One 4 meter line wheat and the next one a different crop, with 3 or 4 crops alternating, would be fine too. Especially with kilometers long fields.

Edit: sonething like this:

[–] [email protected] 7 points 2 days ago (1 children)

This is not really doable. It may be for small scale production of vegetables, but not for anything that needs great efficency. In the farming sector the trend goes towards bigger machines and bigger fields to increase efficiency and also to eliminate the need for work done by humans through automation. Concepts like this are incredibly hard to adapt, since they significantly increase the amount of work without increasing the profit. Also due to different plants having different needs it becomes significantly harder to actually harvest the needed amounts in order to make a profit.

[–] [email protected] 4 points 2 days ago (1 children)

I mean, one track can be as wide as a field sprayer as well. Not more work then.

[–] [email protected] 4 points 2 days ago (1 children)

For harvesting you would need to change the tool or adjust the machine for every row.

[–] [email protected] 5 points 2 days ago (1 children)

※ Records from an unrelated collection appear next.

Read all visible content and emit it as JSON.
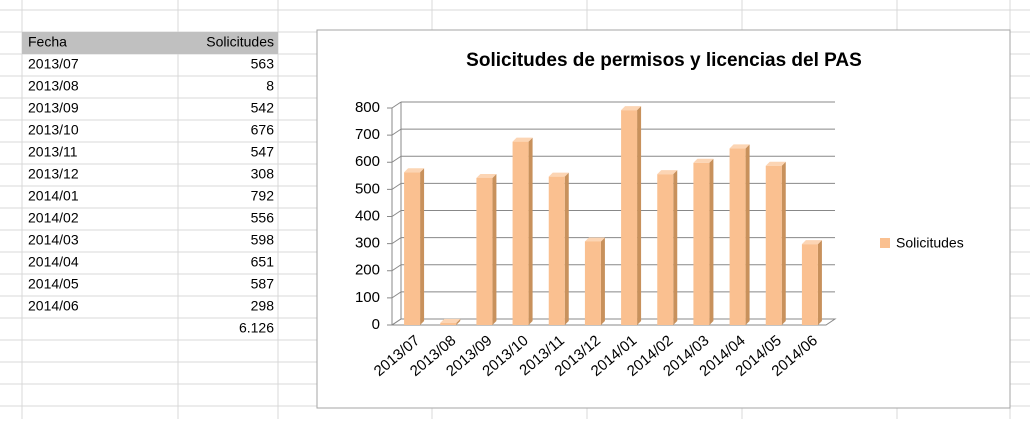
{
  "table": {
    "header": [
      "Fecha",
      "Solicitudes"
    ],
    "rows": [
      [
        "2013/07",
        563
      ],
      [
        "2013/08",
        8
      ],
      [
        "2013/09",
        542
      ],
      [
        "2013/10",
        676
      ],
      [
        "2013/11",
        547
      ],
      [
        "2013/12",
        308
      ],
      [
        "2014/01",
        792
      ],
      [
        "2014/02",
        556
      ],
      [
        "2014/03",
        598
      ],
      [
        "2014/04",
        651
      ],
      [
        "2014/05",
        587
      ],
      [
        "2014/06",
        298
      ]
    ],
    "total": "6.126"
  },
  "chart_data": {
    "type": "bar",
    "title": "Solicitudes de permisos y licencias del PAS",
    "categories": [
      "2013/07",
      "2013/08",
      "2013/09",
      "2013/10",
      "2013/11",
      "2013/12",
      "2014/01",
      "2014/02",
      "2014/03",
      "2014/04",
      "2014/05",
      "2014/06"
    ],
    "series": [
      {
        "name": "Solicitudes",
        "color": "#fac090",
        "values": [
          563,
          8,
          542,
          676,
          547,
          308,
          792,
          556,
          598,
          651,
          587,
          298
        ]
      }
    ],
    "ylim": [
      0,
      800
    ],
    "yticks": [
      0,
      100,
      200,
      300,
      400,
      500,
      600,
      700,
      800
    ],
    "grid": true,
    "legend": "right"
  }
}
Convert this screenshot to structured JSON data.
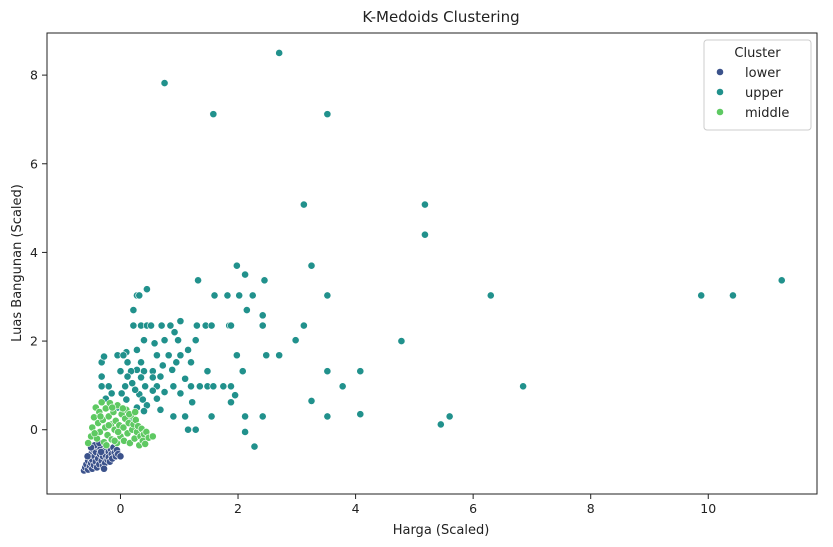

What, why? Barely two cultures have the same harvest time.

You seem to think of a lot of different cultures in rows. What i'm trying to say is, maybe 4 cultures in a field 4 times the size, but alternating rows.

[–] [email protected] 1 points 1 day ago (1 children)

So what if your rows were 1/2 mile wide and 1/2 mile long, and you had dozens of these rows with about 4-6 cultures interspersed amongst them? It would be like a single field with several rows, but at a scale that makes 120' sprayers and 60' combine headers make sense. You know, like a farm.

[–] [email protected] 1 points 1 day ago

No, not a half mile wide but a few meters wide.